YouTuber Jake Paul may have crushed rare turtle eggs during beach buggy stunt in Puerto Rico

Jake Paul Logan Paul
Jake Paul’s brother Logan recently moved to the Caribbean island. Johnny Louis / Getty Images
  • YouTuber Jake Paul is being investigated for one of their stunts.
  • He filmed his entourage driving on a beach in Puerto Rico during turtle nesting season.
  • Puerto Rico’s Department of Natural and Environmental Resources responded to the video.
  • Visit Insider’s homepage for more stories.

Controversial YouTuber-turned-boxer Jake Paul is being investigated for driving around on a beach in Puerto Rico during turtle nesting season.

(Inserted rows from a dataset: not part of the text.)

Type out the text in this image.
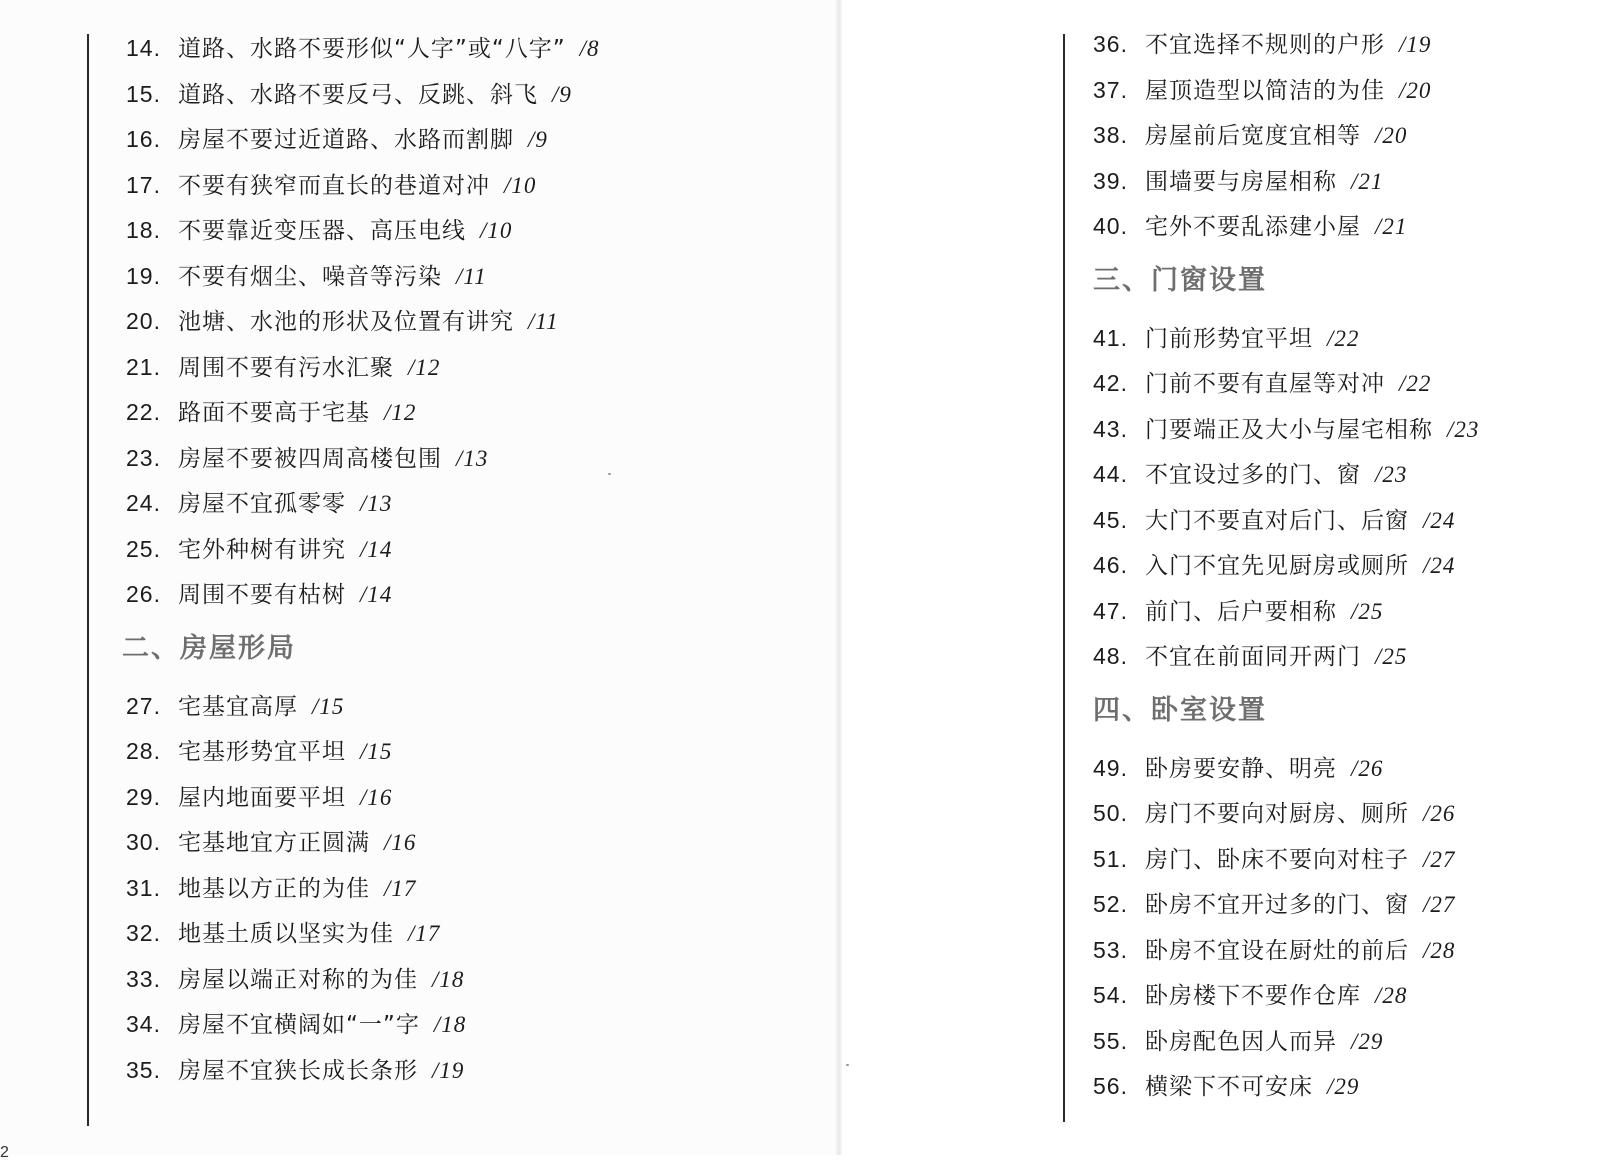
14. 道路、水路不要形似“人字”或“八字” /8
15. 道路、水路不要反弓、反跳、斜飞 /9
16. 房屋不要过近道路、水路而割脚 /9
17. 不要有狭窄而直长的巷道对冲 /10
18. 不要靠近变压器、高压电线 /10
19. 不要有烟尘、噪音等污染 /11
20. 池塘、水池的形状及位置有讲究 /11
21. 周围不要有污水汇聚 /12
22. 路面不要高于宅基 /12
23. 房屋不要被四周高楼包围 /13
24. 房屋不宜孤零零 /13
25. 宅外种树有讲究 /14
26. 周围不要有枯树 /14
二、房屋形局
27. 宅基宜高厚 /15
28. 宅基形势宜平坦 /15
29. 屋内地面要平坦 /16
30. 宅基地宜方正圆满 /16
31. 地基以方正的为佳 /17
32. 地基土质以坚实为佳 /17
33. 房屋以端正对称的为佳 /18
34. 房屋不宜横阔如“一”字 /18
35. 房屋不宜狭长成长条形 /19
36. 不宜选择不规则的户形 /19
37. 屋顶造型以简洁的为佳 /20
38. 房屋前后宽度宜相等 /20
39. 围墙要与房屋相称 /21
40. 宅外不要乱添建小屋 /21
三、门窗设置
41. 门前形势宜平坦 /22
42. 门前不要有直屋等对冲 /22
43. 门要端正及大小与屋宅相称 /23
44. 不宜设过多的门、窗 /23
45. 大门不要直对后门、后窗 /24
46. 入门不宜先见厨房或厕所 /24
47. 前门、后户要相称 /25
48. 不宜在前面同开两门 /25
四、卧室设置
49. 卧房要安静、明亮 /26
50. 房门不要向对厨房、厕所 /26
51. 房门、卧床不要向对柱子 /27
52. 卧房不宜开过多的门、窗 /27
53. 卧房不宜设在厨灶的前后 /28
54. 卧房楼下不要作仓库 /28
55. 卧房配色因人而异 /29
56. 横梁下不可安床 /29
2
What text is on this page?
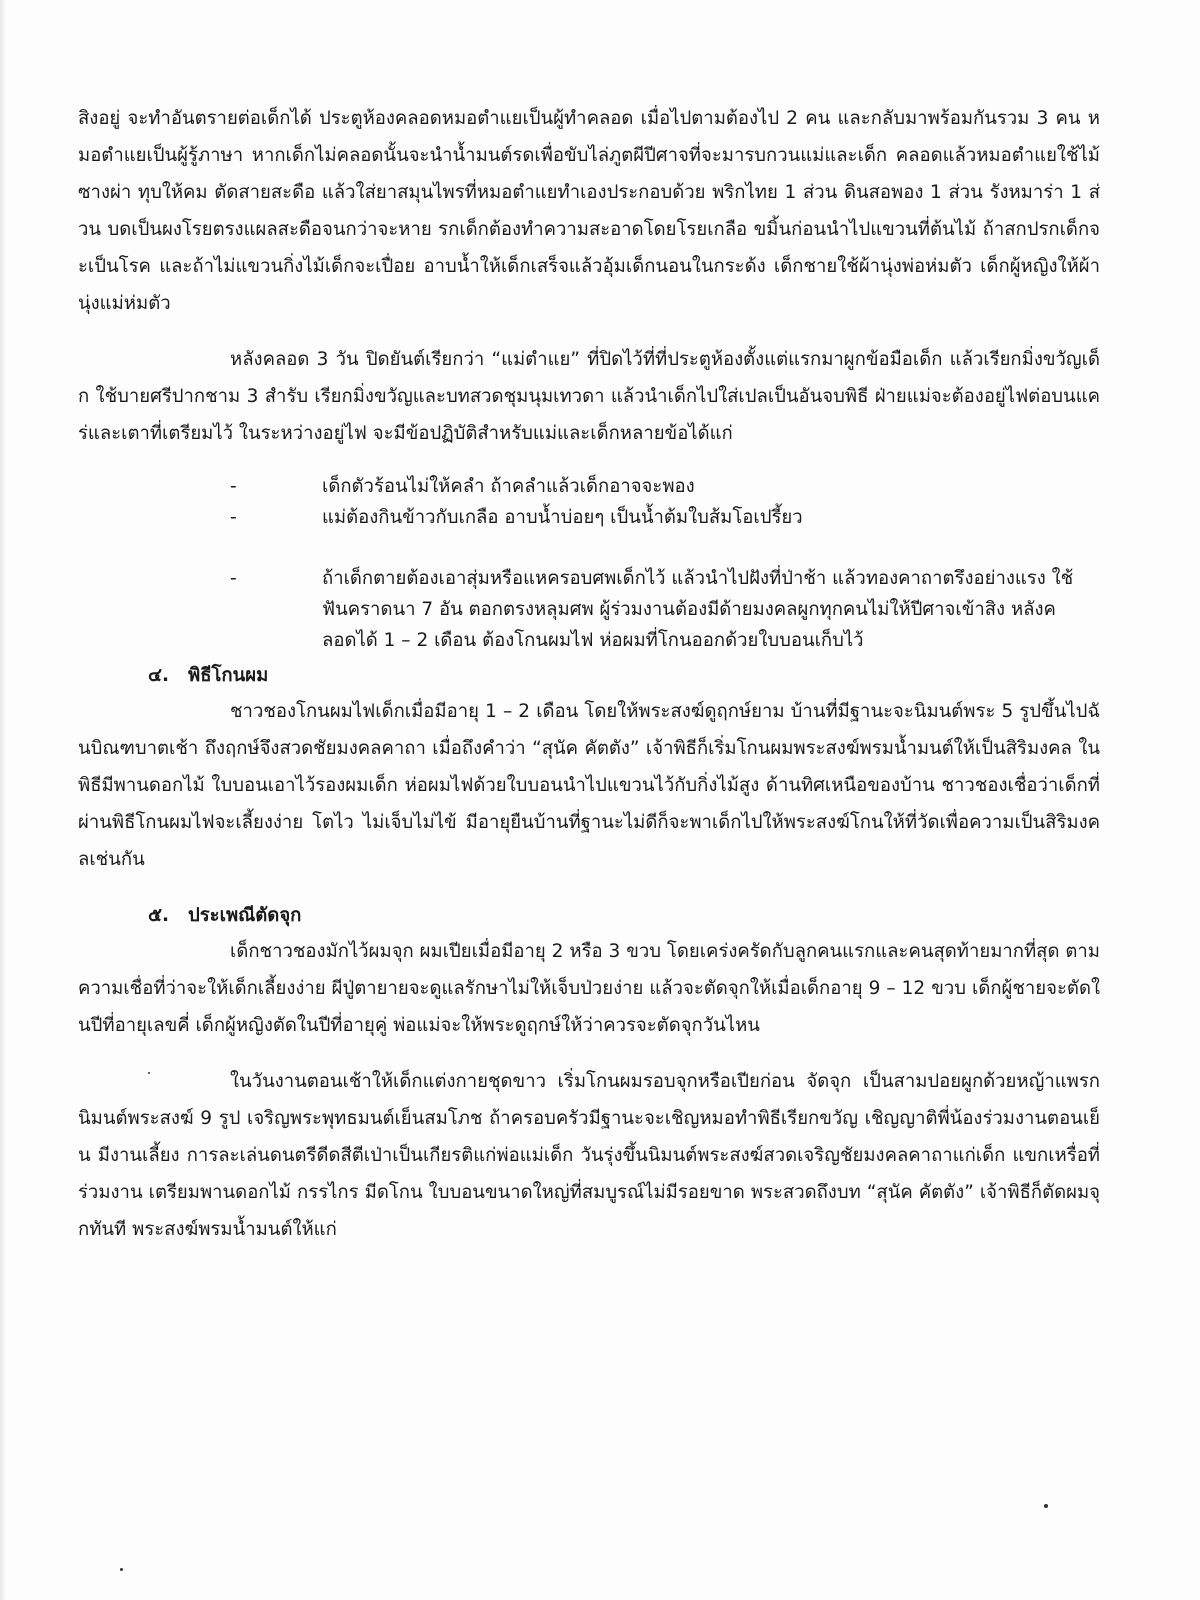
สิงอยู่ จะทำอันตรายต่อเด็กได้ ประตูห้องคลอดหมอตำแยเป็นผู้ทำคลอด เมื่อไปตามต้องไป 2 คน และกลับมาพร้อมกันรวม 3 คน หมอตำแยเป็นผู้รู้ภาษา หากเด็กไม่คลอดนั้นจะนำน้ำมนต์รดเพื่อขับไล่ภูตผีปีศาจที่จะมารบกวนแม่และเด็ก คลอดแล้วหมอตำแยใช้ไม้ซางผ่า ทุบให้คม ตัดสายสะดือ แล้วใส่ยาสมุนไพรที่หมอตำแยทำเองประกอบด้วย พริกไทย 1 ส่วน ดินสอพอง 1 ส่วน รังหมาร่า 1 ส่วน บดเป็นผงโรยตรงแผลสะดือจนกว่าจะหาย รกเด็กต้องทำความสะอาดโดยโรยเกลือ ขมิ้นก่อนนำไปแขวนที่ต้นไม้ ถ้าสกปรกเด็กจะเป็นโรค และถ้าไม่แขวนกิ่งไม้เด็กจะเปื่อย อาบน้ำให้เด็กเสร็จแล้วอุ้มเด็กนอนในกระด้ง เด็กชายใช้ผ้านุ่งพ่อห่มตัว เด็กผู้หญิงให้ผ้านุ่งแม่ห่มตัว

หลังคลอด 3 วัน ปิดยันต์เรียกว่า “แม่ตำแย” ที่ปิดไว้ที่ที่ประตูห้องตั้งแต่แรกมาผูกข้อมือเด็ก แล้วเรียกมิ่งขวัญเด็ก ใช้บายศรีปากชาม 3 สำรับ เรียกมิ่งขวัญและบทสวดชุมนุมเทวดา แล้วนำเด็กไปใส่เปลเป็นอันจบพิธี ฝ่ายแม่จะต้องอยู่ไฟต่อบนแคร่และเตาที่เตรียมไว้ ในระหว่างอยู่ไฟ จะมีข้อปฏิบัติสำหรับแม่และเด็กหลายข้อได้แก่

-	เด็กตัวร้อนไม่ให้คลำ ถ้าคลำแล้วเด็กอาจจะพอง
-	แม่ต้องกินข้าวกับเกลือ อาบน้ำบ่อยๆ เป็นน้ำต้มใบส้มโอเปรี้ยว
-	ถ้าเด็กตายต้องเอาสุ่มหรือแหครอบศพเด็กไว้ แล้วนำไปฝังที่ป่าช้า แล้วทองคาถาตรึงอย่างแรง ใช้ฟันคราดนา 7 อัน ตอกตรงหลุมศพ ผู้ร่วมงานต้องมีด้ายมงคลผูกทุกคนไม่ให้ปีศาจเข้าสิง หลังคลอดได้ 1 – 2 เดือน ต้องโกนผมไฟ ห่อผมที่โกนออกด้วยใบบอนเก็บไว้
๔. พิธีโกนผม

ชาวชองโกนผมไฟเด็กเมื่อมีอายุ 1 – 2 เดือน โดยให้พระสงฆ์ดูฤกษ์ยาม บ้านที่มีฐานะจะนิมนต์พระ 5 รูปขึ้นไปฉันบิณฑบาตเช้า ถึงฤกษ์จึงสวดชัยมงคลคาถา เมื่อถึงคำว่า “สุนัค คัตตัง” เจ้าพิธีก็เริ่มโกนผมพระสงฆ์พรมน้ำมนต์ให้เป็นสิริมงคล ในพิธีมีพานดอกไม้ ใบบอนเอาไว้รองผมเด็ก ห่อผมไฟด้วยใบบอนนำไปแขวนไว้กับกิ่งไม้สูง ด้านทิศเหนือของบ้าน ชาวชองเชื่อว่าเด็กที่ผ่านพิธีโกนผมไฟจะเลี้ยงง่าย โตไว ไม่เจ็บไม่ไข้ มีอายุยืนบ้านที่ฐานะไม่ดีก็จะพาเด็กไปให้พระสงฆ์โกนให้ที่วัดเพื่อความเป็นสิริมงคลเช่นกัน

๕. ประเพณีตัดจุก

เด็กชาวชองมักไว้ผมจุก ผมเปียเมื่อมีอายุ 2 หรือ 3 ขวบ โดยเคร่งครัดกับลูกคนแรกและคนสุดท้ายมากที่สุด ตามความเชื่อที่ว่าจะให้เด็กเลี้ยงง่าย ผีปู่ตายายจะดูแลรักษาไม่ให้เจ็บป่วยง่าย แล้วจะตัดจุกให้เมื่อเด็กอายุ 9 – 12 ขวบ เด็กผู้ชายจะตัดในปีที่อายุเลขคี่ เด็กผู้หญิงตัดในปีที่อายุคู่ พ่อแม่จะให้พระดูฤกษ์ให้ว่าควรจะตัดจุกวันไหน

ในวันงานตอนเช้าให้เด็กแต่งกายชุดขาว เริ่มโกนผมรอบจุกหรือเปียก่อน จัดจุก เป็นสามปอยผูกด้วยหญ้าแพรก นิมนต์พระสงฆ์ 9 รูป เจริญพระพุทธมนต์เย็นสมโภช ถ้าครอบครัวมีฐานะจะเชิญหมอทำพิธีเรียกขวัญ เชิญญาติพี่น้องร่วมงานตอนเย็น มีงานเลี้ยง การละเล่นดนตรีดีดสีตีเป่าเป็นเกียรติแก่พ่อแม่เด็ก วันรุ่งขึ้นนิมนต์พระสงฆ์สวดเจริญชัยมงคลคาถาแก่เด็ก แขกเหรื่อที่ร่วมงาน เตรียมพานดอกไม้ กรรไกร มีดโกน ใบบอนขนาดใหญ่ที่สมบูรณ์ไม่มีรอยขาด พระสวดถึงบท “สุนัค คัตตัง” เจ้าพิธีก็ตัดผมจุกทันที พระสงฆ์พรมน้ำมนต์ให้แก่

In a video posted last week, Paul, 24, and his entourage are seen driving along the sand in what appears to be a small car and a golf cart.

Turtles tend to nest on Puerto Rico’s beaches between February and August, and sections are often cordoned off to ensure they hatch safely.

Puerto Rican people immediately started criticizing Paul for being reckless and driving along a beach where several protected species of turtles lay their eggs, including the highly endangered and world’s largest turtle, leatherbacks. Speeding along the shore in motorized vehicles would damage or destroy any turtle eggs they came into contact with.

Paul’s older brother, Logan, 26, is not visible in the now-deleted video. But he has recently moved to the island and purchased a $10 million mansion.

-Robinson Camacho Rodríguez (@RobiCamacho) May 13, 2021

The secretary of Puerto Rico’s Department of Natural and Environmental Resources, Rafael Machargo, issued a statement after the social media backlash against Paul.

“I have ordered an investigation to determine the circumstances surrounding the use of two motor vehicles on beaches that are presumed to be in Puerto Rico,” he said. “Some media have published today a video of the influencer Jake Paul in a motor vehicle on the beach, an activity that is prohibited, apart from law enforcement agencies.”

He added that Paul’s actions are “prohibited by law to protect the environment and the species that can nest or live on the beaches.”

“Those who violate the law face fines and other penalties, if applicable,” he said.

He then urged the public to report violations of environmental laws by calling 787-724-5700 or 787-230-5550.

-David Begnaud (@DavidBegnaud) May 14, 2021

Insider has reached out to Paul for comment.